フリーレンが始まる
葬送のフリーレンのSeason2が明日から放送される。自分がまず気に入ったのは以下の点。
「後日譚(アフター)」を物語の起点にする独創性
多くのファンタジーが「打倒・魔王」をゴール(目的)とするのに対し、本作はそれを前提(歴史)に変えました。
これは「勇者物語」の脱構築になっている。読者は、輝かしい伝説の裏側にある「その後の人生」や「忘れ去られていく記憶」という、より人間的で切実なテーマに向き合わされている。
魔族の残党」という政治的・歴史的リアリティ
「独裁者を倒しても世界はすぐには変わらない」という視点は、従来のRPG的ファンタジーでは、魔王は「諸悪の根源」であり、彼を倒せばシステム的に平和が訪れます。しかし、『フリーレン』における魔族は、単なる悪の象徴ではなく「相容れない生態系」として描かれている。

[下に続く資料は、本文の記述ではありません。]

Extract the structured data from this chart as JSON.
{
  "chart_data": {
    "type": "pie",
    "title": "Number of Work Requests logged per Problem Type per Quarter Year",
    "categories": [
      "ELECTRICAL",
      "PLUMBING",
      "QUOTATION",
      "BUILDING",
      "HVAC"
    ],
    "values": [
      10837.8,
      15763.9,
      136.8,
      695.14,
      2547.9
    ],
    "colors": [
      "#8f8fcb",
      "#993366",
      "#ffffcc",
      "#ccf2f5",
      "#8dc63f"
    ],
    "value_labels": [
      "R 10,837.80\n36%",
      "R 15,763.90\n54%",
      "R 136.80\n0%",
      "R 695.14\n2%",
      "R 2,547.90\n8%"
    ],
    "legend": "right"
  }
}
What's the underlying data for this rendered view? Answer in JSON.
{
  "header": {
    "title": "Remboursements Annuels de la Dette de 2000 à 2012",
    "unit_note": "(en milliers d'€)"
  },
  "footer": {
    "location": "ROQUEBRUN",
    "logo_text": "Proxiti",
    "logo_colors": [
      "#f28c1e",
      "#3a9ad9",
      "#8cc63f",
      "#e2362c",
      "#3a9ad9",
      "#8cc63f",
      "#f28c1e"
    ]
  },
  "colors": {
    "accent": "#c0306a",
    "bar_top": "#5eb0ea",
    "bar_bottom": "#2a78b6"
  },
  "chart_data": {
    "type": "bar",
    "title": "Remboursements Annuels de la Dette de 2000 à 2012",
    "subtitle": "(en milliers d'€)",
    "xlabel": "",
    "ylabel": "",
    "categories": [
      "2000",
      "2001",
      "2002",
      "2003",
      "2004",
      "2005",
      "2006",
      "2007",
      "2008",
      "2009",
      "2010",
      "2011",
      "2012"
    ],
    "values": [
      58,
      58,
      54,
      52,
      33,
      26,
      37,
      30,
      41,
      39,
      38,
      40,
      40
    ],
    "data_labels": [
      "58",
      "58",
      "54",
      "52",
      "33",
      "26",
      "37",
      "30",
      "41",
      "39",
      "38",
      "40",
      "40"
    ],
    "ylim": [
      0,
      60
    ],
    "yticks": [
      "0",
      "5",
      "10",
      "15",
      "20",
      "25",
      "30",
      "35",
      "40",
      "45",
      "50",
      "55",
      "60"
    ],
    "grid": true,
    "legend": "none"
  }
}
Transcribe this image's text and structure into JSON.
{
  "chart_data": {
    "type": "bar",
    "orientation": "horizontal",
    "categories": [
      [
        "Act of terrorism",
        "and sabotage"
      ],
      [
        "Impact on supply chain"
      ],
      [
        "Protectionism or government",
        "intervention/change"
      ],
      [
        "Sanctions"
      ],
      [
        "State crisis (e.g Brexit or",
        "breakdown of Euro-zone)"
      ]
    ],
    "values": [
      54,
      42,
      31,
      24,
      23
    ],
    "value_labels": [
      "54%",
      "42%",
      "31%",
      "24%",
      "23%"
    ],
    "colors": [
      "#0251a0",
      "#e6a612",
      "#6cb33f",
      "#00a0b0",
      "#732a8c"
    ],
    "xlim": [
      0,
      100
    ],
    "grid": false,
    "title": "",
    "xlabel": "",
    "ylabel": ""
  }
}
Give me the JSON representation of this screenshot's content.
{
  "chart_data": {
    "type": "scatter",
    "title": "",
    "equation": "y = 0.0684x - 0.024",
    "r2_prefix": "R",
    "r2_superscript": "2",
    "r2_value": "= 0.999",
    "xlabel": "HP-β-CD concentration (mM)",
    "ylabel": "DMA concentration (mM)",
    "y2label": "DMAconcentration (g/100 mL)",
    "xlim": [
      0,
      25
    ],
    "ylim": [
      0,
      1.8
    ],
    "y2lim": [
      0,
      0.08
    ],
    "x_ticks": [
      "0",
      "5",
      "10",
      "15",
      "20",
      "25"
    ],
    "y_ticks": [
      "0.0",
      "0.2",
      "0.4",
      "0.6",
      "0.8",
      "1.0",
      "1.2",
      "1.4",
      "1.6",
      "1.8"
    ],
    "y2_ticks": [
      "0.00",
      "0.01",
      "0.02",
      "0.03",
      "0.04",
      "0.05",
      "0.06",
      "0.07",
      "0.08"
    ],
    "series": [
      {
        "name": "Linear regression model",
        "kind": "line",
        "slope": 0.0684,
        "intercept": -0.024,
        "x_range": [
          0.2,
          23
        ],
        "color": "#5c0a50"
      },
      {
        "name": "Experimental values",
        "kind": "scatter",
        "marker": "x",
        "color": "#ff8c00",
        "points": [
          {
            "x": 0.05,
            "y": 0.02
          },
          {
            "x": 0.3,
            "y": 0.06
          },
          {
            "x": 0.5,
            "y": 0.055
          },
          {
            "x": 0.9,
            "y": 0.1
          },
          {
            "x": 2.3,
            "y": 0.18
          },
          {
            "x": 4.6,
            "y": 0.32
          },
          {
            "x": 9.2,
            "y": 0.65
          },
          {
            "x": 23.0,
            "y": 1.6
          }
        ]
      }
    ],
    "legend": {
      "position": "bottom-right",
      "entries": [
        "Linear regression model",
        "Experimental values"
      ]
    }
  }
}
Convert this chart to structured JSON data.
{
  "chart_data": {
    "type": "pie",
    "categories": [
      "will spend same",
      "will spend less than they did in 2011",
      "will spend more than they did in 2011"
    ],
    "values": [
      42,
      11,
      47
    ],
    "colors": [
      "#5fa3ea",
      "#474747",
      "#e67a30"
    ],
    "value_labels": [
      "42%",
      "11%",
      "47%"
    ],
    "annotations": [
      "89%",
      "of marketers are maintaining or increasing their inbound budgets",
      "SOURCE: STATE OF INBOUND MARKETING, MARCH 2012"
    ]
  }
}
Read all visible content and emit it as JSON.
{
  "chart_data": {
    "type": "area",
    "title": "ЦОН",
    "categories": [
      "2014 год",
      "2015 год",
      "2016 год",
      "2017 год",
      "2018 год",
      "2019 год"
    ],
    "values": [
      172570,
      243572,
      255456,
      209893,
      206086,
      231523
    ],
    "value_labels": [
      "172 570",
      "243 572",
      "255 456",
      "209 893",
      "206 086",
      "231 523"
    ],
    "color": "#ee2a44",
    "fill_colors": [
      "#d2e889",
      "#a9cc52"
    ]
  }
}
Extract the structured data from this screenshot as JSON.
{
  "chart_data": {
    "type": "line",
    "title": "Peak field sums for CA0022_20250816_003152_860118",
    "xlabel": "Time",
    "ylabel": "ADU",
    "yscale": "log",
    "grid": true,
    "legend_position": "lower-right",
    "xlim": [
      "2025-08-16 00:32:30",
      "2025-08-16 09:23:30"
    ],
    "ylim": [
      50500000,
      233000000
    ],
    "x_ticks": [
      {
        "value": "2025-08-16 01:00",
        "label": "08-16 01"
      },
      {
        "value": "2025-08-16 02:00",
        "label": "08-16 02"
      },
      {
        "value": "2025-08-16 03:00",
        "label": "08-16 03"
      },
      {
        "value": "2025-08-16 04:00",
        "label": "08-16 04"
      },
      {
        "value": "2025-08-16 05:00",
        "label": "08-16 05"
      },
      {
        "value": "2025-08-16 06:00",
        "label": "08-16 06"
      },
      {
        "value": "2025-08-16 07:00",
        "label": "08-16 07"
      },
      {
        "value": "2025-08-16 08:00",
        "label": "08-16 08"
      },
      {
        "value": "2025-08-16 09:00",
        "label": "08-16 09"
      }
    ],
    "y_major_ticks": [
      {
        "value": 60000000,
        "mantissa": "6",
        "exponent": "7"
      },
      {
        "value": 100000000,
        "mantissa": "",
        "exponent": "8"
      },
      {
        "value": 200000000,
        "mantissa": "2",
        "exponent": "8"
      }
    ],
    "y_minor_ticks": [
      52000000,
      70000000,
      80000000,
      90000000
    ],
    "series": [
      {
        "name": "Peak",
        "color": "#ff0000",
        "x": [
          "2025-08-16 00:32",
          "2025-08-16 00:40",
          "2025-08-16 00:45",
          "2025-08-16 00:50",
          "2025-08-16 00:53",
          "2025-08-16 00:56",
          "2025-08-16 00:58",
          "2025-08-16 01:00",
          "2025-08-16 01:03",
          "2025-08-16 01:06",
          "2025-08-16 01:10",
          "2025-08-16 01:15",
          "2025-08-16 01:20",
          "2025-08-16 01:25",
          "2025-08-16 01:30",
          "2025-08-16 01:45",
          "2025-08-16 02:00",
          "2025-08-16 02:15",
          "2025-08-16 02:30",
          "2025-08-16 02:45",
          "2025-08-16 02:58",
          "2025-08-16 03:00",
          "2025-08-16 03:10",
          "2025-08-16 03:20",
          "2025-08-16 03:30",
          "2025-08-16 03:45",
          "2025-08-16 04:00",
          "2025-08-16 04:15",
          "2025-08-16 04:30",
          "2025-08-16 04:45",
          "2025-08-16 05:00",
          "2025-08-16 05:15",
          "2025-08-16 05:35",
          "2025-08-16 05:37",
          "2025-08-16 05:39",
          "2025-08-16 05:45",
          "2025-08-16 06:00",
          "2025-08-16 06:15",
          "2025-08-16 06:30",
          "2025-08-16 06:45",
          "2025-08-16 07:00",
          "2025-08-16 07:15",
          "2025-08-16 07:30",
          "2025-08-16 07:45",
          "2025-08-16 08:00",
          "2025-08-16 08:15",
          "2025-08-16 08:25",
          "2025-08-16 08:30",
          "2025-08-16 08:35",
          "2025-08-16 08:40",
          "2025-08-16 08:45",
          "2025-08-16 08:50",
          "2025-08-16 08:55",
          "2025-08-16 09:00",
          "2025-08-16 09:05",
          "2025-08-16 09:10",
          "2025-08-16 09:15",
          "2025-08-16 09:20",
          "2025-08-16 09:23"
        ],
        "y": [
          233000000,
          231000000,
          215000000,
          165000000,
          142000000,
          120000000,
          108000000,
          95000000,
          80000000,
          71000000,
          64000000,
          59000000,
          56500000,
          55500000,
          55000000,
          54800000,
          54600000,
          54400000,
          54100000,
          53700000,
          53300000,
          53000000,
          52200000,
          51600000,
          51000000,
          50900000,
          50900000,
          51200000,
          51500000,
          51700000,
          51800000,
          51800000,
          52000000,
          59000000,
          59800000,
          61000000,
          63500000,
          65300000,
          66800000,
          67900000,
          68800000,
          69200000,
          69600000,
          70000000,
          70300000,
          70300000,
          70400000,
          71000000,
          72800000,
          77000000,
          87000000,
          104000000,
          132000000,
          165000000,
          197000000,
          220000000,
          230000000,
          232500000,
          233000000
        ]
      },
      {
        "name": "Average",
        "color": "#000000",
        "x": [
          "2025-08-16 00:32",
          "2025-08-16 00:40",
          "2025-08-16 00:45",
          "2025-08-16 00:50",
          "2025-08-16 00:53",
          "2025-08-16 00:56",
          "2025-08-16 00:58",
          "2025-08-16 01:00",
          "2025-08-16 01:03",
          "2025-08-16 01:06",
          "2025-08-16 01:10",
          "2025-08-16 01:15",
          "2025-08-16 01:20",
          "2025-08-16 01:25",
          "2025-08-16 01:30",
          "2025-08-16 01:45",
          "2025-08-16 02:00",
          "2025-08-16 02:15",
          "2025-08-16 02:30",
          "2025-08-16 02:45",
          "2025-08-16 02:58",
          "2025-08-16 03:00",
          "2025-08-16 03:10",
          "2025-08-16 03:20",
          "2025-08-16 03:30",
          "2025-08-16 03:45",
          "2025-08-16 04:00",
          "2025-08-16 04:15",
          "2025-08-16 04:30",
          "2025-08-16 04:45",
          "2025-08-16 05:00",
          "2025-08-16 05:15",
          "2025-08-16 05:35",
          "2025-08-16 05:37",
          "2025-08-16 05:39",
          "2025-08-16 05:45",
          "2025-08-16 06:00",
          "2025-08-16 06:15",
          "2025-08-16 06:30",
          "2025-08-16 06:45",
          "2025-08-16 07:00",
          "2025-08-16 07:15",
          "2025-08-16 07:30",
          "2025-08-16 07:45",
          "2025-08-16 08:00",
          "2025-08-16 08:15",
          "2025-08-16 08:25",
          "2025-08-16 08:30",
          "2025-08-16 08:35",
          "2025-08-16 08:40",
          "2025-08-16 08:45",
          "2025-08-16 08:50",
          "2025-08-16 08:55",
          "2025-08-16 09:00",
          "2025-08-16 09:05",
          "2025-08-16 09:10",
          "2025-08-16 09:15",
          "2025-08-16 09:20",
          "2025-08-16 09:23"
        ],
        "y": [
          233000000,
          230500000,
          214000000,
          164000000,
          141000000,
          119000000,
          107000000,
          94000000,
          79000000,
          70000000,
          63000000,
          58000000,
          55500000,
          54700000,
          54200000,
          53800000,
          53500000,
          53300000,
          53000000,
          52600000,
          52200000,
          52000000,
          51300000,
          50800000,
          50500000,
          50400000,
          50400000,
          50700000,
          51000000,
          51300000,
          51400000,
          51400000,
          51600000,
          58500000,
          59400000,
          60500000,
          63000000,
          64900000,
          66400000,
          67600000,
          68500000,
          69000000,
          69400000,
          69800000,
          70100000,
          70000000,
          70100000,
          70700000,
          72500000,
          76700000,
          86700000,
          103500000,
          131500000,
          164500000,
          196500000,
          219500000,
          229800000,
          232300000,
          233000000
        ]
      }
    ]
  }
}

歴史を振り返れば、巨大な権力が崩壊した後は必ず「力の空白」が生まれ、内戦や残党勢力との泥沼の紛争が続きます。ファンタジーの皮を被りながら、極めて現実的な「戦後処理の難しさ」を描いているように思います。
物語が進むともっといろいろなことに気付かされます。
アニメではSeason1のエピソードですが、腐敗の賢老クヴァールのエピソードは、まさに『葬送のフリーレン』における「人間賛歌」の真髄だと思っている。
「人間の進歩」という名の残酷な武器
クヴァールの放った「人を殺す魔法(ゾルトラーク)」が、数十年後には「一般攻撃魔法」として防御魔法の基礎にすら組み込まれていた。これは、人間という種族の最大の武器が「研鑽と継承」であることを示している。
個は弱いが、集団は強い: 一人の人間(クヴァールに敗れた人々)は弱くても、その死を無駄にせず、解析し、対策を立て、次世代へ共有する。
フリーレンは長寿ゆえに「停滞」しがちですが、ヒンメルたちとの旅を経て、「人間の短くも激しい進歩」を肯定する側になりました。
なぜ魔族は「成長」しないのか?
あなたが感じた「魔物(魔族)も成長しないかという不思議」は、この作品の設定の根幹に関わっている。これにはいくつかの理由が考えらえる。
「個」の完結: 魔族は基本的に単独行動であり、他者に教えを乞うたり、技術を共有したりする文化がない。クヴァールが解析される一方で、他の魔族が彼の魔法をより洗練させて人間に備えさせなかったのは、彼らが「協力」できない種族だからです。
「言葉」という罠: 魔族にとって魔法や言葉は、人間を欺き、捕食するための「手段」に過ぎません。アウラもそうですが、彼らは数百年を「強大な魔力を積み上げる」ことに費やします。それは「量的拡大」であって、人間のような「質的変革」ではないのです。
人間が「弱さを補うために知恵を絞る」のに対し、魔族は「もともと強いので、今のやり方を変える必要がない」という傲慢さに縛られている。
単純に観ているだけでも面白いのだけど、上記に書いたのはほんの少しだけどいろいろ考えるテーマをくれる作品は面白い。